Crawford, a liberal, is on the ballot today in the state Supreme Court race, facing former Republican Attorney General Brad Schimel, who has earned the endorsement of most of the state’s sheriffs. More recently she has been a Dane County judge where she frequently has gone under prosecutors’ recommendations, even for child rapists and molesters. She has given a series of violent offenders light sentences. In between being a judge and working for Doyle, she served as a private lawyer, representing a foreign opioid manufacturer against the interests of Wisconsinites, and filing lawsuits to overturn Act 10 and Voter ID. See her record here.

How bad was Doyle’s early release program? In January 2011, this author wrote a sweeping investigative piece for the then-Wisconsin Policy Research Institute. The article analyzed 22 of the inmates who received early release in this time frame to see who they were:
- In nearly 70% of those releases, elected judges had previously denied the criminals’ release from state prison, saying it was not in the public’s interest. Prosecutors had objected in some cases.
- In one case, a felon’s early release had previously been denied three times by a judge.
- The inmates had serious felony records. One was a 12-time convicted felon.
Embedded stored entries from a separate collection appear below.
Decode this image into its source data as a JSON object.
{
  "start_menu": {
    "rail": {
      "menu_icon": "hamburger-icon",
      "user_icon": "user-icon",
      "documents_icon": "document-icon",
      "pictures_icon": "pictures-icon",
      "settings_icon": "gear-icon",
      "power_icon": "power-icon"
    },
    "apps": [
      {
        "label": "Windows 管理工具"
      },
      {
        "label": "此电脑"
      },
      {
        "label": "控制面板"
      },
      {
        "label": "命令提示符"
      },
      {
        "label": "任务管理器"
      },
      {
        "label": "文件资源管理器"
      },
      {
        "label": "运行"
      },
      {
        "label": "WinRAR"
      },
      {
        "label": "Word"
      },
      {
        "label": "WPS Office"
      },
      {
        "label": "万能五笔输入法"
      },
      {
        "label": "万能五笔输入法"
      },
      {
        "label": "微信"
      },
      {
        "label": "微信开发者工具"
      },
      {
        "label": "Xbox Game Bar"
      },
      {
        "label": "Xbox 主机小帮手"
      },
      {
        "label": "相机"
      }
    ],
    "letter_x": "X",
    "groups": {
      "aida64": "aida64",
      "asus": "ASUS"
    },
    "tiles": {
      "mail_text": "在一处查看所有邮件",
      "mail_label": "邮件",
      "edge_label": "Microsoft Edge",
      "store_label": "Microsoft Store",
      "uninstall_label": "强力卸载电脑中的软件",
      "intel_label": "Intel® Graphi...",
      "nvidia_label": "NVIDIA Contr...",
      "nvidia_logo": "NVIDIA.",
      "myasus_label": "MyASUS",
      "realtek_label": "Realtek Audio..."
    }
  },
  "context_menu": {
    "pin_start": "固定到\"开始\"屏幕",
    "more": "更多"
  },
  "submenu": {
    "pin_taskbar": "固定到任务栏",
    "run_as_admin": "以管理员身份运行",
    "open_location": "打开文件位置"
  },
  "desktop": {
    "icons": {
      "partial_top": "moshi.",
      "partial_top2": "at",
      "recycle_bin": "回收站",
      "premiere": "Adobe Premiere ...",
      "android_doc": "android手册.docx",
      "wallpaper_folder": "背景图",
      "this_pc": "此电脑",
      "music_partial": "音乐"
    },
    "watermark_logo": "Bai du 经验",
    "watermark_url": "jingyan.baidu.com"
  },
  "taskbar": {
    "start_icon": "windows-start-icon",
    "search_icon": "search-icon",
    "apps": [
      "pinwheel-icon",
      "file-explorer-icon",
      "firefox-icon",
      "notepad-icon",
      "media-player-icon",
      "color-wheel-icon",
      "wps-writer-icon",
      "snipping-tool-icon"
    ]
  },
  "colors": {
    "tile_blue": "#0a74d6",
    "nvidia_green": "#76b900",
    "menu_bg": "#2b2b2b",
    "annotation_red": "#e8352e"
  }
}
One was a fifth-offense drunk driver who had already been revoked and who previously caused injury while driving drunk.
- In more than half of the cases, the freed inmates were in prison because they had already been revoked.
- One inmate was being held on a detainer and was in the country illegally before being caught in a cocaine ring.
- One woman with health issues was serving a homicide sentence when released.
- Some of the released inmates were habitual criminals.
- Some of the inmates had violent and weapons criminal histories.
- Far from affecting only non-violent inmates, nine homicide offenses fell under the new sentence modification provisions.
Doyle’s early release program allowed inmates a number of new ways to get free, among them expanded provisions for age and health.
The new provisions on age were so sweeping that they theoretically allowed some of the state’s worst inmates a chance for release at age 60. The change meant inmates serving life sentences could seek release at age 60 even without terminal illness. Now they just had to show “extraordinary health circumstances,” which could be defined as age. The change came in 2009.
The article says inmates ranging from notorious murderers to convicted cop killers theoretically qualified.
Doyle’s changes yanked release authority from elected judges and gave it to bureaucrats.